De la techno à regarder, The Inheritors n’est pas la Pierre de Rosette du genre. Mais s’il est généralement usage pour le producteur techno de penser ses projets longs comme de grands tissus inséminés d’ambient (Silent Servant, Sandwell District, Polar Inertia…), logique héritage de l’époque Basic Channel, Holden, lui, a opté pour le narratif en insérant du mythe et de la tradition. Il y a dans The Inheritors du folklore celtique proche du céilidh, du rite païen (l’époustouflant The Caterpillar’s Intervention où le solo de saxo de Jaumet est hystérique à craquer sa camisole) ou encore du rituel funéraire comme dans Sky Burial où l’on croirait inhumer un marin des cieux disparu dans les astres. Finalement The Inheritors est hanté par une mythologie reconstituée et irriguée par celle de la Grande-Bretagne.

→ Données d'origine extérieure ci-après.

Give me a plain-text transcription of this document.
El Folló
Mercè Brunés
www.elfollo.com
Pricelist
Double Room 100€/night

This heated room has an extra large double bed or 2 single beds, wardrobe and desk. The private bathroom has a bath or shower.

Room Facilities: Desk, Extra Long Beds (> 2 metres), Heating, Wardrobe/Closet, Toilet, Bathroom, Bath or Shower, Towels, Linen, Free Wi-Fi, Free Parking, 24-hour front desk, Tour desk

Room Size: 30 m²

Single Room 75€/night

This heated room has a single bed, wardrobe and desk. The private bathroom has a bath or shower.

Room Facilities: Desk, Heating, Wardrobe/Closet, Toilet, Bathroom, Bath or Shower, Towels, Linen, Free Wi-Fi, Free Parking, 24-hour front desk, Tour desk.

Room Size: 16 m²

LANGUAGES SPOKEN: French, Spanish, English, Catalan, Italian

Mais la sève de ce nouvel Holden vient de James le shaman analogique. Ici, c’est tout son amour du rock prog, de l’époque synthétique et acousmatique Française des 70’s (comme Heldon, groupe français des 70’s curieusement anagramme du patronyme de James), voire du kraut allemand type NEU, qui est placé sur l’autel de ce deuxième LP.
Il est coutume de dire que l’on apprécie quelqu’un pour ses qualités mais qu’on l’aime pour ses défauts. C’est ce qui participe grandement à l’amour que l’on peut porter à The Inheritors. Holden a voulu infuser de l’erreur, de l’humain dans un genre où ordinairement la machine ne lui laisse aucune place. Ainsi, après la première phase de composition, James a élaboré un software pour déstabiliser toutes ses fréquences, le forçant à tenir la barre en rejouant ses titres. C’est d’ici que provient le sentiment d’avoir en The Inheritors l’esquif dans la tempête ET la tempête, l’album conjuguant le frêle et la force qui l’emporte.
Holden reste une valeur refuge avec le temps puisque que la seule chose immuable chez lui est le fait d’être en mouvement perpétuel. Qu’Holden prenne à nouveau dix ans si ça lui chante, tant qu’il pond à nouveau un album de cette envergure.